Before you begin a new exercising program, check your blood pressure at a doctor's office or hospital regularly. If your numbers are consistently 180/110 mm Hg or higher, you should take steps to reduce this to a more normal level before doing any kind of intense exercise or training. The same is true if your blood pressure is moderately high but you suffer from other conditions, such as diabetes or breathing problems. However, even at this point, you can begin an exercise program by simply doing less-intense motor activities such as walking. Once you have your blood pressure more under control, your goal should be about 30 minutes of physical activity for five days out of the week. This means that you should break a sweat and be slightly out of breath, but there is no need to overdo it.

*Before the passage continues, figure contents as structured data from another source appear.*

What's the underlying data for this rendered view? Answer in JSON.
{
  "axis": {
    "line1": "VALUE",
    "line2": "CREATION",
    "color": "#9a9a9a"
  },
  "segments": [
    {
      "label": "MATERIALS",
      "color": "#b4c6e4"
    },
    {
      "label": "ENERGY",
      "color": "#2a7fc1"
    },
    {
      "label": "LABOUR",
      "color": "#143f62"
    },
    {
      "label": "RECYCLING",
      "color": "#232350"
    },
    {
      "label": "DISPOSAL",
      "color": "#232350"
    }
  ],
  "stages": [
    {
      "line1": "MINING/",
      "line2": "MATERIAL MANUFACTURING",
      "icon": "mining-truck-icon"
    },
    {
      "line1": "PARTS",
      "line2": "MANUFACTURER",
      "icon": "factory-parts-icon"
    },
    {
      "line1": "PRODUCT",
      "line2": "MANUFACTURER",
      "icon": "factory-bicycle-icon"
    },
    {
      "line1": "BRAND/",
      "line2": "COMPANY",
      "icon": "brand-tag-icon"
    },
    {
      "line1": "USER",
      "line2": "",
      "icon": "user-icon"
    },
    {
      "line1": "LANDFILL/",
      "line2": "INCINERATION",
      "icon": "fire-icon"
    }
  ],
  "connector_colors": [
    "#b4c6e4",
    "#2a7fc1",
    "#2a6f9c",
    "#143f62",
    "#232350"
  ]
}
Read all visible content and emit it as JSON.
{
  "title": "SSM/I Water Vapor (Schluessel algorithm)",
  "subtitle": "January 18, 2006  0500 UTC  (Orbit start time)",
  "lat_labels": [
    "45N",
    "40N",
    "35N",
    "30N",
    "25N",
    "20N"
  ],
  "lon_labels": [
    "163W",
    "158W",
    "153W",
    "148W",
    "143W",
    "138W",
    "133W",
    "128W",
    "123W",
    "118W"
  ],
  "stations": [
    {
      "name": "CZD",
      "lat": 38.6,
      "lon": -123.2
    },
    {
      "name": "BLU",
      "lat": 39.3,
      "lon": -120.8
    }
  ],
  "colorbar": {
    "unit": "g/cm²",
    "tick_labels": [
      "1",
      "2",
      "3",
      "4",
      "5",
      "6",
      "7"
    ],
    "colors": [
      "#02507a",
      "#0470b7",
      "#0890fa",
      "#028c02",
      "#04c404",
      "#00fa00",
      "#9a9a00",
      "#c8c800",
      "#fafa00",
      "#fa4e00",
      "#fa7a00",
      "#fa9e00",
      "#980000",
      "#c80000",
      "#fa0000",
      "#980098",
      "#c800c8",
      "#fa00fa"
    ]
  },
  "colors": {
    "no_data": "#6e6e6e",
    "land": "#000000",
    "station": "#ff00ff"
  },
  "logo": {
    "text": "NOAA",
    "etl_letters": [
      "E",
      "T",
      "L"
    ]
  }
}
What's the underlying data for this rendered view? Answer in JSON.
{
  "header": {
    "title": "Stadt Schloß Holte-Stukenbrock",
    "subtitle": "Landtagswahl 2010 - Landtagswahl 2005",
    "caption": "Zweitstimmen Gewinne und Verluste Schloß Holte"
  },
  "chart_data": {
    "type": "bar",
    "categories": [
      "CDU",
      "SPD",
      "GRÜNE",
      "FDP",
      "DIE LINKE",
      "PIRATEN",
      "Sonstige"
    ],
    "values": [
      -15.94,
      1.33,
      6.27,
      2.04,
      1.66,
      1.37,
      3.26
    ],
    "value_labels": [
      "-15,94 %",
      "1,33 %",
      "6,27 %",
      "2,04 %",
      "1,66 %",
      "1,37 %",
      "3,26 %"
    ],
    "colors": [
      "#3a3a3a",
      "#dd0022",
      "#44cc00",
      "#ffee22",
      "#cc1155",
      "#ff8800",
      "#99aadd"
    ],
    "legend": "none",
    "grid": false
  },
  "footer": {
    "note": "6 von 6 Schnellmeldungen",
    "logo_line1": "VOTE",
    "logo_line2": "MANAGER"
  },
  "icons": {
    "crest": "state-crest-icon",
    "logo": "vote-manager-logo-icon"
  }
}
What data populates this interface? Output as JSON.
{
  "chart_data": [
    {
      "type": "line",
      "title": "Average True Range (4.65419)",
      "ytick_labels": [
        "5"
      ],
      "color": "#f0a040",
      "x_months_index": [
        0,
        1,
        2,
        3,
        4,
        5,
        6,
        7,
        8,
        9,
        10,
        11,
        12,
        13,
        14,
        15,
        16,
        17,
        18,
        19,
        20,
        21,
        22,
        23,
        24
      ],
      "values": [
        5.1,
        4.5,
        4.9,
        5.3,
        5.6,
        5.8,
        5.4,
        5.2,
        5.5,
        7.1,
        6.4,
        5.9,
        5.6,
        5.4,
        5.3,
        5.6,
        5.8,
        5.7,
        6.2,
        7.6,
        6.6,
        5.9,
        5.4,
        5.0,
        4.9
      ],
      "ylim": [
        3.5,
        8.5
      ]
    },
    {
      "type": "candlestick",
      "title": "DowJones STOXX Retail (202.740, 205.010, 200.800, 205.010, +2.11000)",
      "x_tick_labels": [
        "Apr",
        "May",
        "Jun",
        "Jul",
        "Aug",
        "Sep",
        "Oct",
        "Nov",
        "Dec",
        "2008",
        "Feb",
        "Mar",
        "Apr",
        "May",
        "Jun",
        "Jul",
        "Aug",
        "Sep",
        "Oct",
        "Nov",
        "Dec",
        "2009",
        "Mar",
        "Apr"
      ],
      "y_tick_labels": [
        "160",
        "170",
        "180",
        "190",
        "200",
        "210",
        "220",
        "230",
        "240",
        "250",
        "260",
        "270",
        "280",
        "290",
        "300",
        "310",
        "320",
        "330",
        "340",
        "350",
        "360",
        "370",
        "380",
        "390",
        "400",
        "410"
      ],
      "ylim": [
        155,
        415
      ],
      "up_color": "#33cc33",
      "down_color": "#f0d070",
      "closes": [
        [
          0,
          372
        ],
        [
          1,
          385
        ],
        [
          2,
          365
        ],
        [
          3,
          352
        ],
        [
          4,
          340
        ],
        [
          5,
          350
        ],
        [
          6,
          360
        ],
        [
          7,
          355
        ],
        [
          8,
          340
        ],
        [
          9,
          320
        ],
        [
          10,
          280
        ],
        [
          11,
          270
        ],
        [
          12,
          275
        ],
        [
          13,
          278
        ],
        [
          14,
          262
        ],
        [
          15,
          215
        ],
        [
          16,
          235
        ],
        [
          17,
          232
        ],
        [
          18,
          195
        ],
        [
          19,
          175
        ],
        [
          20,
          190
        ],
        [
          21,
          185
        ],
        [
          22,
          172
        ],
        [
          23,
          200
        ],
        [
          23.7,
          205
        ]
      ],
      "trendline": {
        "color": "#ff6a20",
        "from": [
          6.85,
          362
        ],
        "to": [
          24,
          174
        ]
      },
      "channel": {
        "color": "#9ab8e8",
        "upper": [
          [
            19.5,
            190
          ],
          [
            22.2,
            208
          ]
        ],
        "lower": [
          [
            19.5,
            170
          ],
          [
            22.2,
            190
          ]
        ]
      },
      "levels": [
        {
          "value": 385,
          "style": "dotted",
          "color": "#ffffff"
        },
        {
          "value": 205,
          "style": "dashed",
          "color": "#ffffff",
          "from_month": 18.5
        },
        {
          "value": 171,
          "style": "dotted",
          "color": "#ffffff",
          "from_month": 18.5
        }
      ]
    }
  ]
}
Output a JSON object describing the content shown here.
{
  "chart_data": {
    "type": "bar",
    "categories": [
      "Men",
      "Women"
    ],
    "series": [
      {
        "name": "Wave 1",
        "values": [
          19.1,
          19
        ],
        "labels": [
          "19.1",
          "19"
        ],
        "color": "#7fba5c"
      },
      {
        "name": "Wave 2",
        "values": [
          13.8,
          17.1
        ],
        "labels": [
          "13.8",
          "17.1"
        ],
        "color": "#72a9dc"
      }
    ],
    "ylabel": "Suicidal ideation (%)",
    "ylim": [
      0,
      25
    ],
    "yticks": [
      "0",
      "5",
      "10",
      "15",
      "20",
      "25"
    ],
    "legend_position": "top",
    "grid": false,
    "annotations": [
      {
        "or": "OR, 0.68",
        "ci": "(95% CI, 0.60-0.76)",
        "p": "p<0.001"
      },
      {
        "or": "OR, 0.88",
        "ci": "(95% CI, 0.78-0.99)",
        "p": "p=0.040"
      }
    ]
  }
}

There are, however, certain activities that people with high blood pressure should avoid in order to reduce the risk of worsening the condition. Lifting weights is the most popular example. Because this is very stressful on the heart, if you have high blood pressure, weight training is discouraged. Highly intensive cardiovascular workouts are also not good for people with high blood pressure, as blood pressure levels rise significantly after very difficult physical strains on your body, and these higher levels could be very dangerous in someone who already has high blood pressure. A good rule of thumb is to simply know your own body. Push yourself in your training, but don't overdo it.
Yoga and other Eastern slow-movement exercise routines are especially useful for people with high blood pressure, as they tend to work the body in a more heart-friendly way. Warm up and cool down for these, as well as any exercise program is very important. While you may primarily think of warm up and cool down times as preventative measures you take to avoid cramps and injuries, remember that the heart is a muscle too. By warming up and cooling down, you slowly raise and lower your blood pressure, rather than causing dangerous spikes.
There is almost no one in the world who cannot benefit from moderate exercise. If you get little or no exercise currently, speak to you doctor about finding a routine that is right for you. Over time, exercise cannot only help you lower your weight and cholesterol, but also your blood pressure. Exercise promotes a healthy lifestyle in general, and so by choosing a program that fits your needs you can live longer and be more healthy than you have ever been before.